Pourtant, à la comparaison du film et de la série, plus que le récit, ce qui frappe en premier tient à la forme. Au comportement des personnages, à leur façon d′être entre eux, au montage, au choix des lieux, à la vitesse des évènements. Sur une durée extraordinairement plus longue que celle du film, la série semble saisie de frénésie, enchaînant tant d′évènements qu’à ses côtés le film paraît se réduire à bien peu. En revanche, la relative froideur des personnages de la série les uns envers les autres renvoie le film aux abîmes du sentimentalisme. Le feuilleton est pragmatique, il évite de s′attarder sur ce qui ralentirait l′action, comme l′histoire d′amour en Joe et son otage, ce sur quoi le film pourtant s′étend. L′impudeur moderne consisterait-elle à s′attarder sur les affects, quand la pudeur passée répugnait à exposer les tueries et aligner les cadavres ? Tout bien considéré, dans Les 3 jours du Condor, la transgression tient à l′attirance irréfrénable entre un kidnappeur et son otage, attirance doublée d′un adultère puisque Faye Dunaway n′est pas célibataire et qu′elle s′offre un écart en toute connaissance de cause. 69 est passé par là, l′émancipation des femmes se double du principe de plaisir. Les hommes et les femmes d′alors prennent le temps de s′aimer, même quand rôde la mort. Peut-être même pour l′esquiver.
À l′opposé, le principe de plaisir n′est pas le carburant du Condor 2018 où il ne s′agit que d′agir et de courir pour échapper à la mort. Joe, d′ailleurs, court tous les jours pour entretenir sa forme athlétique. Quand il ne court pas, il rame. Le dernier épisode le montre cavalant à travers tout Florence pour empêcher une catastrophe. Et Joe n′est jamais essoufflé. Les femmes qu′il aime ou a aimé meurent, elles-aussi. Il ne leur consacre que peu de larmes. Pas le temps. Joe court. L′homme moderne court pour échapper à la mort. Robert Redford, lui, roulait en Solex.

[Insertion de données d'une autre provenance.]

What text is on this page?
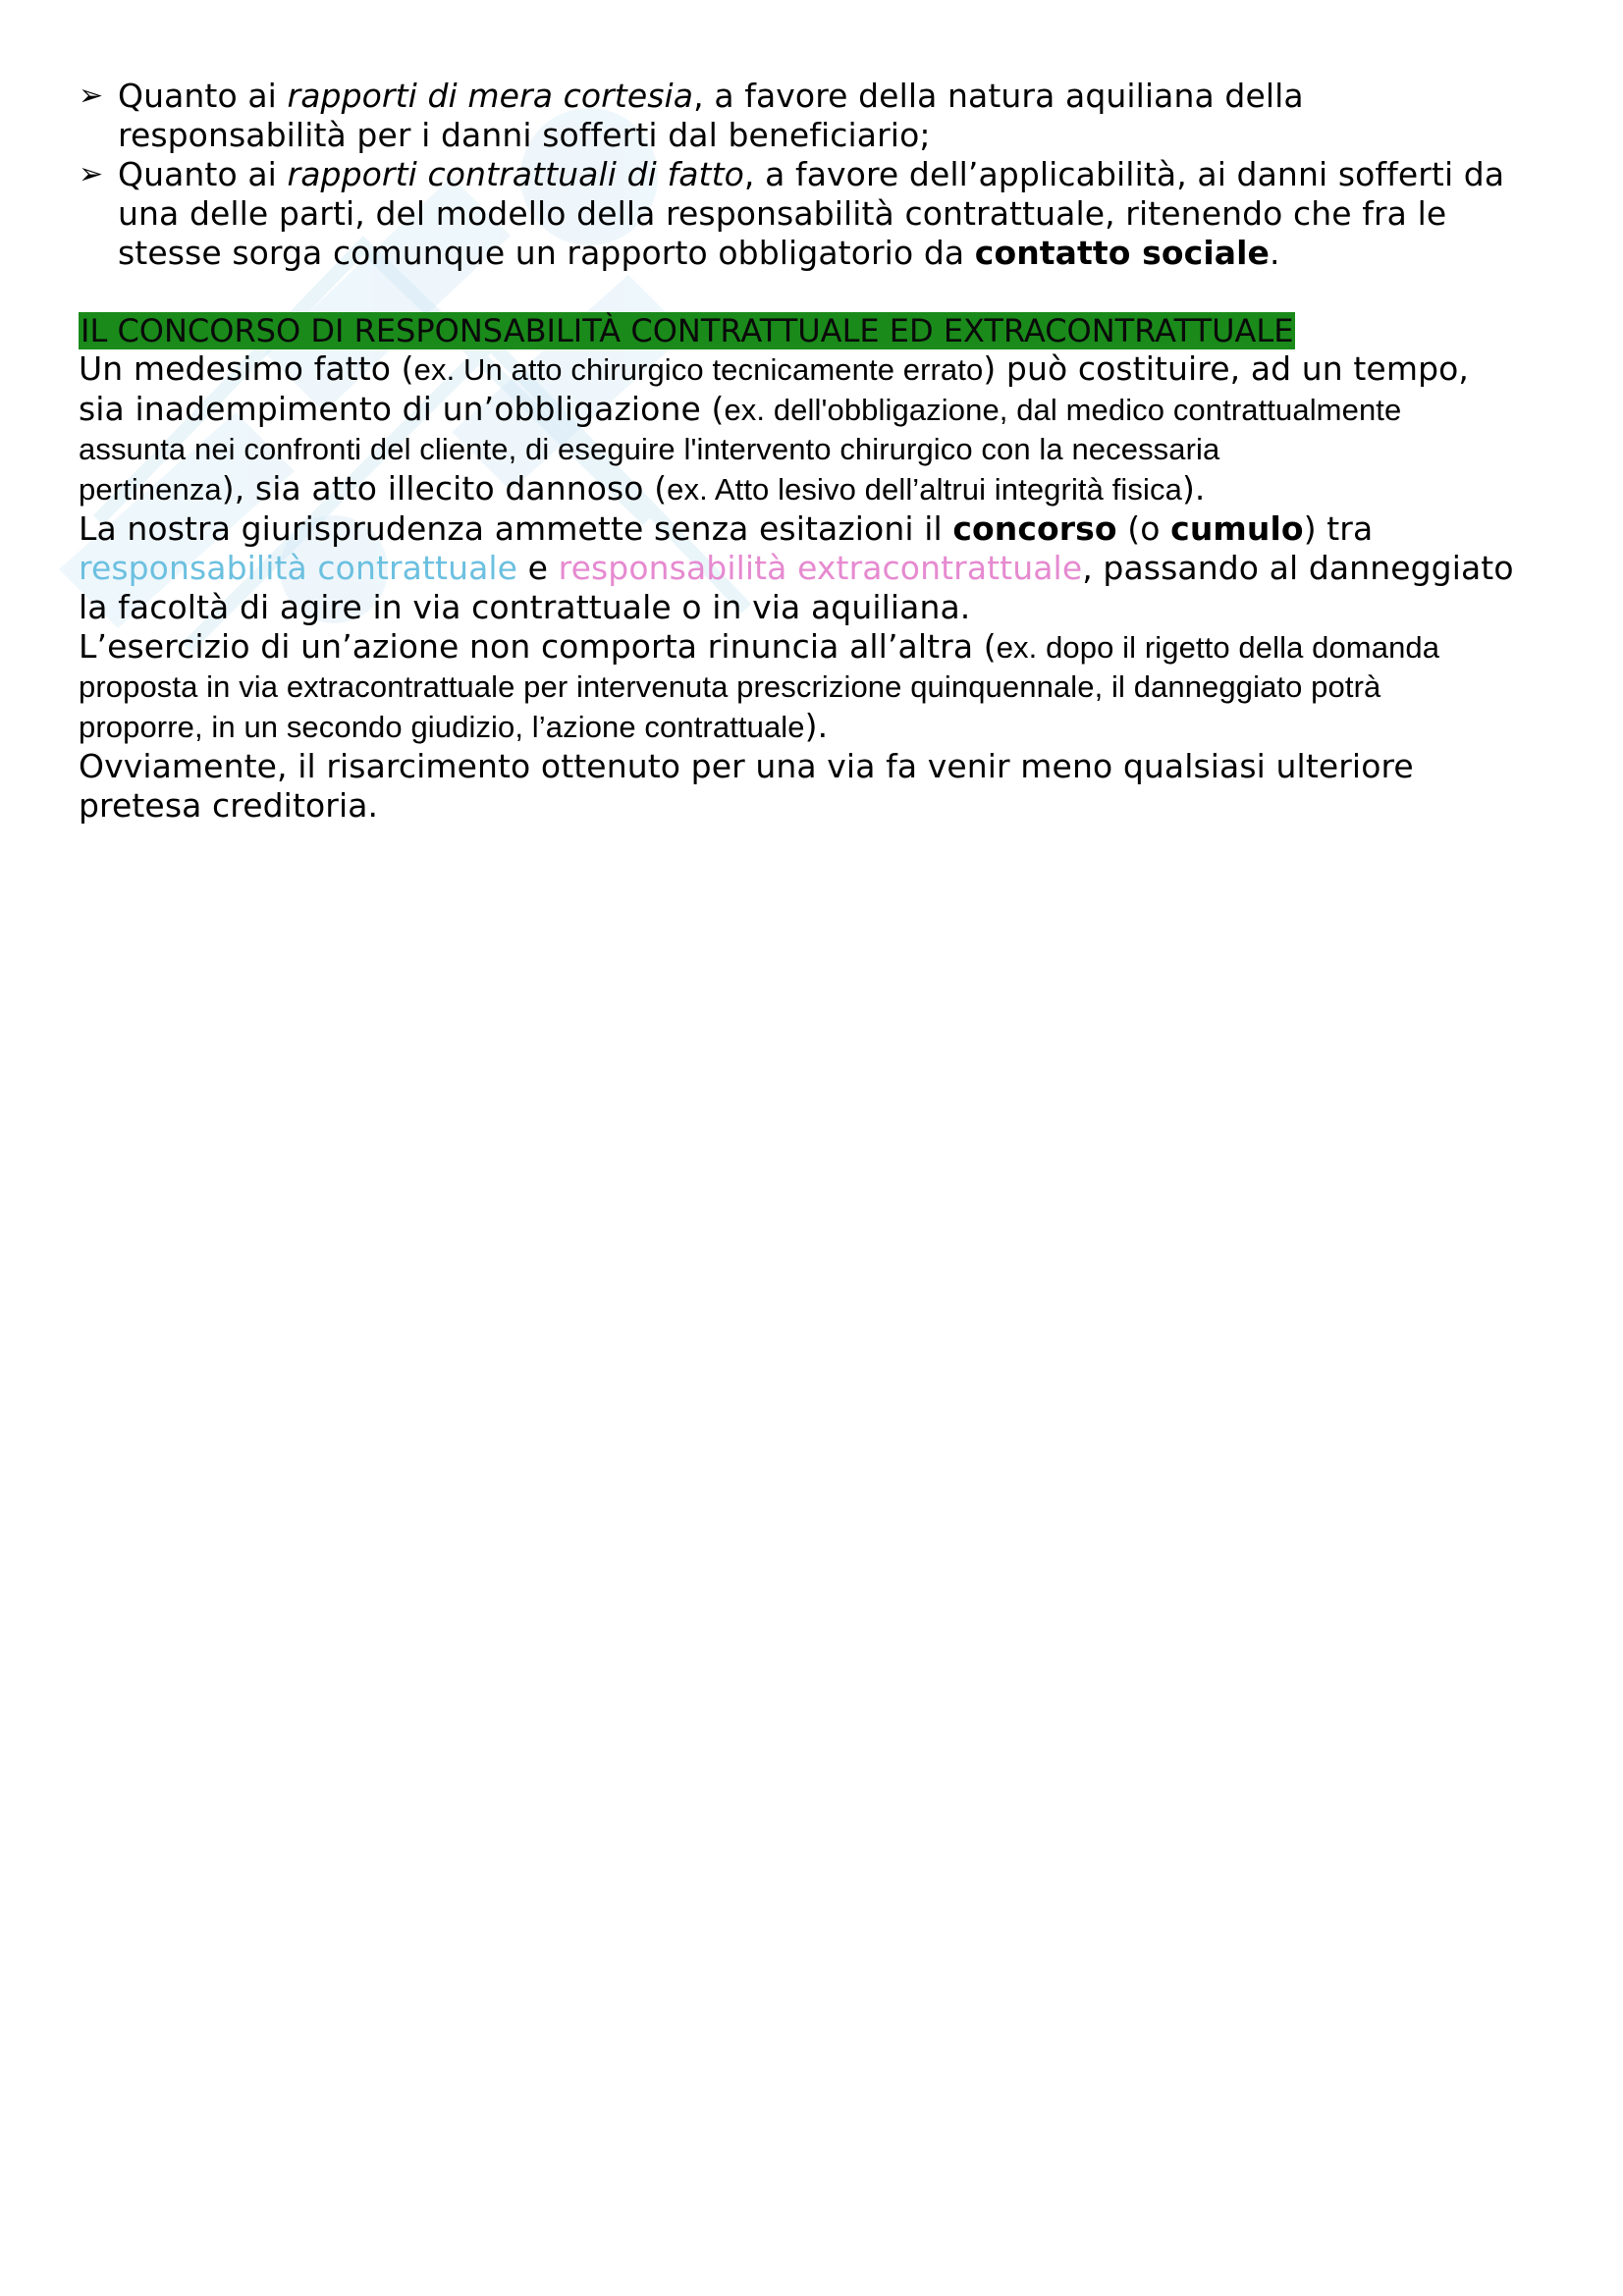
➢ Quanto ai rapporti di mera cortesia, a favore della natura aquiliana della
responsabilità per i danni sofferti dal beneficiario;
➢ Quanto ai rapporti contrattuali di fatto, a favore dell’applicabilità, ai danni sofferti da
una delle parti, del modello della responsabilità contrattuale, ritenendo che fra le
stesse sorga comunque un rapporto obbligatorio da contatto sociale.
IL CONCORSO DI RESPONSABILITÀ CONTRATTUALE ED EXTRACONTRATTUALE
Un medesimo fatto (ex. Un atto chirurgico tecnicamente errato) può costituire, ad un tempo,
sia inadempimento di un’obbligazione (ex. dell'obbligazione, dal medico contrattualmente
assunta nei confronti del cliente, di eseguire l'intervento chirurgico con la necessaria
pertinenza), sia atto illecito dannoso (ex. Atto lesivo dell’altrui integrità fisica).
La nostra giurisprudenza ammette senza esitazioni il concorso (o cumulo) tra
responsabilità contrattuale e responsabilità extracontrattuale, passando al danneggiato
la facoltà di agire in via contrattuale o in via aquiliana.
L’esercizio di un’azione non comporta rinuncia all’altra (ex. dopo il rigetto della domanda
proposta in via extracontrattuale per intervenuta prescrizione quinquennale, il danneggiato potrà
proporre, in un secondo giudizio, l’azione contrattuale).
Ovviamente, il risarcimento ottenuto per una via fa venir meno qualsiasi ulteriore
pretesa creditoria.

Condor est un feuilleton américain adapté par Todd Katzburg, Jason Smilovic et Ken Robinson du roman Les Six Jours du Condor de James Grady et de son adaptation filmée Les Trois Jours du Condor. Produit par AT&T, il a été diffusé en sur Audience Network. Il est interprété notamment par : Max Irons, William Hurt, Leem Lubany, Angel Bonanni, Kristen Hager, Mira Sorvino, Bob Balaban , etc…
Anecdote :
*Une scène montre l’oncle et son très jeune neveu Joe devant le corps d’un homme tout juste décédé. Très étrangement, l’oncle paraphrase (et contredit) Henri III devant le cadavre tout frais du Duc de Guise. Référence à nos guerres de religion ?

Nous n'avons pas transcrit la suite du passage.